Toyota’s takes the first hydrogen race car in the world for a spinJune 3, 2021
As the passenger car industry has been trending toward battery electric, the automaker spotlights an H2 combustion engine for racing.
Toyota has taken the opportunity to place H2 in the spotlight as it took the world’s first hydrogen race car out in Japan in the country’s only full-day race.
The Corolla Sport race car participated in Japan’s Fuji 24 Hours race powered by H2.
The Corolla Sport hydrogen race car ran on a specially prepared H2-powered engine. It was driven in part by an avid amateur racer who also happens to be the automaker’s CEO, Akio Toyoda. Also driving was Kamui Kobayashi, FIA World Endurance Championship star.
The reason the automaker decided to bring an H2 powered car to the motorsport event was to help draw attention to hydrogen as a powerful and viable alternative to battery electric vehicles. Toyota recently rolled out the second generation of its Mirai sedan, a fuel cell vehicle that came to parts of the United States earlier this year. That said, it should be noted that the Corolla and Mirai powertrains were quite different.
The hydrogen race car had been altered as a motorsport vehicle as opposed to a regular passenger vehicle.
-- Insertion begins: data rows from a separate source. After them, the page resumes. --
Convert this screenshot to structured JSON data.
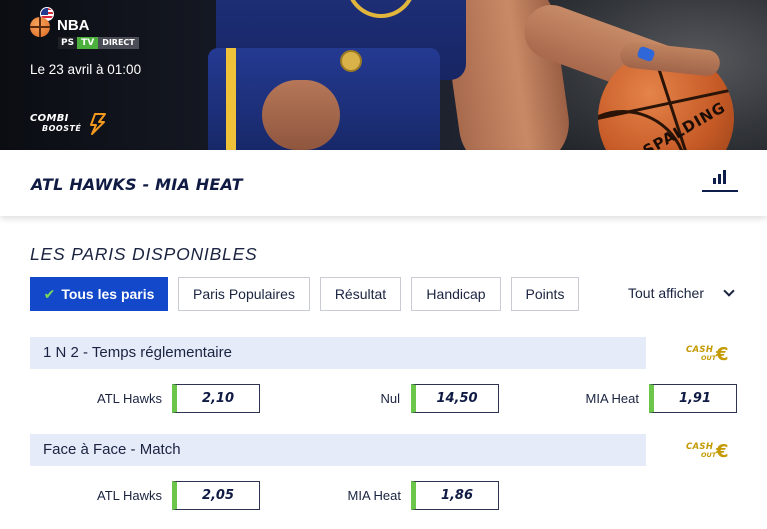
{
  "hero": {
    "league": "NBA",
    "channels": {
      "ps": "PS",
      "tv": "TV",
      "direct": "DIRECT"
    },
    "date_text": "Le 23 avril à 01:00",
    "combi": {
      "line1": "COMBI",
      "line2": "BOOSTÉ"
    },
    "ball_brand": "SPALDING"
  },
  "match": {
    "title": "ATL HAWKS - MIA HEAT",
    "stats_icon": "bar-chart-icon"
  },
  "bets": {
    "section_title": "LES PARIS DISPONIBLES",
    "filters": [
      {
        "label": "Tous les paris",
        "active": true
      },
      {
        "label": "Paris Populaires",
        "active": false
      },
      {
        "label": "Résultat",
        "active": false
      },
      {
        "label": "Handicap",
        "active": false
      },
      {
        "label": "Points",
        "active": false
      }
    ],
    "show_all": "Tout afficher",
    "markets": [
      {
        "title": "1 N 2 - Temps réglementaire",
        "cashout": {
          "line1": "CASH",
          "line2": "OUT",
          "symbol": "€"
        },
        "selections": [
          {
            "label": "ATL Hawks",
            "odd": "2,10"
          },
          {
            "label": "Nul",
            "odd": "14,50"
          },
          {
            "label": "MIA Heat",
            "odd": "1,91"
          }
        ]
      },
      {
        "title": "Face à Face - Match",
        "cashout": {
          "line1": "CASH",
          "line2": "OUT",
          "symbol": "€"
        },
        "selections": [
          {
            "label": "ATL Hawks",
            "odd": "2,05"
          },
          {
            "label": "MIA Heat",
            "odd": "1,86"
          }
        ]
      }
    ]
  },
  "colors": {
    "primary": "#1248c9",
    "odd_accent": "#6bc64a",
    "market_bar": "#e6ebfa",
    "cashout_gold": "#c49a00",
    "title_navy": "#101b44"
  }
}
The Mirai works by using a chemical reaction between hydrogen and oxygen to generate electricity to power its motors. Most H2-powered car designs are not entirely dissimilar to cars with conventional engines except that they are using hydrogen for power instead of gasoline.
The Corolla Sport hydrogen race car burns compressed H2 to achieve its race car performance. It has a 1.6 liter inline 3-cylinder engine. It achieved an average speed of 67 kilometers per hour throughout the total of 358 laps that it completed on the race day. That lap count was about half that of the winning car, the Nissan GT-R.
Akio Toyoda’s, CEO and driver, comments after the race…
According to Toyota, battery electric vehicles will become much more popular and mainstream as their prices fall and the recharging infrastructures improve. That said, it predicts battery production capacity challenges, and sourcing problems for the materials required to meet the rising demand for those batteries. The company believes that H2 hybrids offer a more promising transition to zero emission vehicles.